Some lenders will not finance properties above commercial units or that have rear access. Some lenders will limit there exposure by restricting the number of individual properties they finance in the same development. If you are using a mortgage broker to arrange the finance for an off-plan purchase, or a purchase involving a builders incentive, ensure he/she is experienced in handling this type of transaction.
Once the sale of the property has been agreed, you simply employ a solicitor who reviews the sale contracts, conducts the appropriate searches, liaises with the seller’s solicitor and the lender (if required) in a simple, three stage process. Property investors unfortunately, can be subject to additional complications, especially when buying off-plan (before the property is constructed). So what exactly does the legal process involve and what do investors need to watch out for?
Btlinvestors work together with a specialist property conveyancing practice to ensure that a comprehensive service is readily available to property investors. This information is designed to give you an overview of the main legal aspects of buying residential property in the UK. We strongly advise you take the advice of a suitably qualified professional to discuss your own personal circumstances.
What you need to consider
Choosing a conveyancer – Non-standard conveyancing, such as off-plan purchases, or back to back purchase and sale, are specialist fields. Not all conveyancing practices are experienced in this type of work.

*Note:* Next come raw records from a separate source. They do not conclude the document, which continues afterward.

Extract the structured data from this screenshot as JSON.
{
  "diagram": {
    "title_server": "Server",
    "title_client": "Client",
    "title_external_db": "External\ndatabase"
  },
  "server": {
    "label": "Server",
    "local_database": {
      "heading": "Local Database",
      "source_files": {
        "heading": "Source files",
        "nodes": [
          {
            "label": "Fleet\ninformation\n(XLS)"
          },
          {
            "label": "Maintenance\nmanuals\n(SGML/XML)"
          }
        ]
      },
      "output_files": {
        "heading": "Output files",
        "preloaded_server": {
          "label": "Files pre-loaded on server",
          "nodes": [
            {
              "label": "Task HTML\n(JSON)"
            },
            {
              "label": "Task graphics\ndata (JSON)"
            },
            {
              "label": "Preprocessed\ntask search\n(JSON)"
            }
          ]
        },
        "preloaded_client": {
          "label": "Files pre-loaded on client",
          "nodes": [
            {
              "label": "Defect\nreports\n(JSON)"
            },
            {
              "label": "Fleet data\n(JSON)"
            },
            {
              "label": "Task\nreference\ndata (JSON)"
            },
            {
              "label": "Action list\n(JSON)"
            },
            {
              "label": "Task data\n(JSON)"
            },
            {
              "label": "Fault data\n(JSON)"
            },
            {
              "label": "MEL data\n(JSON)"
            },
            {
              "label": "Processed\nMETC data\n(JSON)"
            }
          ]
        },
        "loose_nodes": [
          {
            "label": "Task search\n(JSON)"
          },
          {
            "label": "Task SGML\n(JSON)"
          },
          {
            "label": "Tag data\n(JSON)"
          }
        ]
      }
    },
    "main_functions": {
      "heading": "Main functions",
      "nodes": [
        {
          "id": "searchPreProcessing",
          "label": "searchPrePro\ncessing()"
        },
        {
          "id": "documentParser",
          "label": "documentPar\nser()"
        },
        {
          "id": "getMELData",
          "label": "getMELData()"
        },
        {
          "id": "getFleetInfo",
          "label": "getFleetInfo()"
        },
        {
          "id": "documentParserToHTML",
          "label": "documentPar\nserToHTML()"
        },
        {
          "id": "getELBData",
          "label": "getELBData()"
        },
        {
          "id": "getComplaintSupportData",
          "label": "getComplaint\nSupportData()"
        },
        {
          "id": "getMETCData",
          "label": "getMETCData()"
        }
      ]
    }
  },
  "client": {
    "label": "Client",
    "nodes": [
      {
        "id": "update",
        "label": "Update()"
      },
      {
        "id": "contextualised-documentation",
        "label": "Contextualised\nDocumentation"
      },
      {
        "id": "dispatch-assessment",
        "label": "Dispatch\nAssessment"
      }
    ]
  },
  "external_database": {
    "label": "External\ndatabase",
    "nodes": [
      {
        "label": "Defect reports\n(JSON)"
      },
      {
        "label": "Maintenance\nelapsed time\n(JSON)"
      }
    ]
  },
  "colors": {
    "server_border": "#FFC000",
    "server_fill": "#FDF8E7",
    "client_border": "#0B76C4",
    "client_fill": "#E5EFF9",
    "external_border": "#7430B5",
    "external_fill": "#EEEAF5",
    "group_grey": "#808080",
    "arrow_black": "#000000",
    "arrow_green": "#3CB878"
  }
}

Buying property off plan can sometimes mean complex conveyancing – If the property is still in construction there may be additional delays caused for example by; planning permissions still being obtained by the developer; charges being imposed on the land by the local authority. Your solicitor will have to review each of these and decide whether exchange should be conditional upon satisfactory resolution.
Exchange time frames stipulated by the seller – If you are buying from a developer, there will usually be a 28 day deadline for Exchange of Contracts – you may lose your reservation monies if you fail to meet this deadline.
All exchange contracts are not the same – Look out for non-standard clauses, such as penalties for late completion
Do you intend to sell the property before completion if so, you need to ensure the exchange contract is assignable. If it isn’t – you can still sell before completion in some circumstances but you will take on additional risk
Do you need to have your finance in place in order to exchange. Some developers will make exchange conditional upon the purchaser obtaining a mortgage offer, others will not.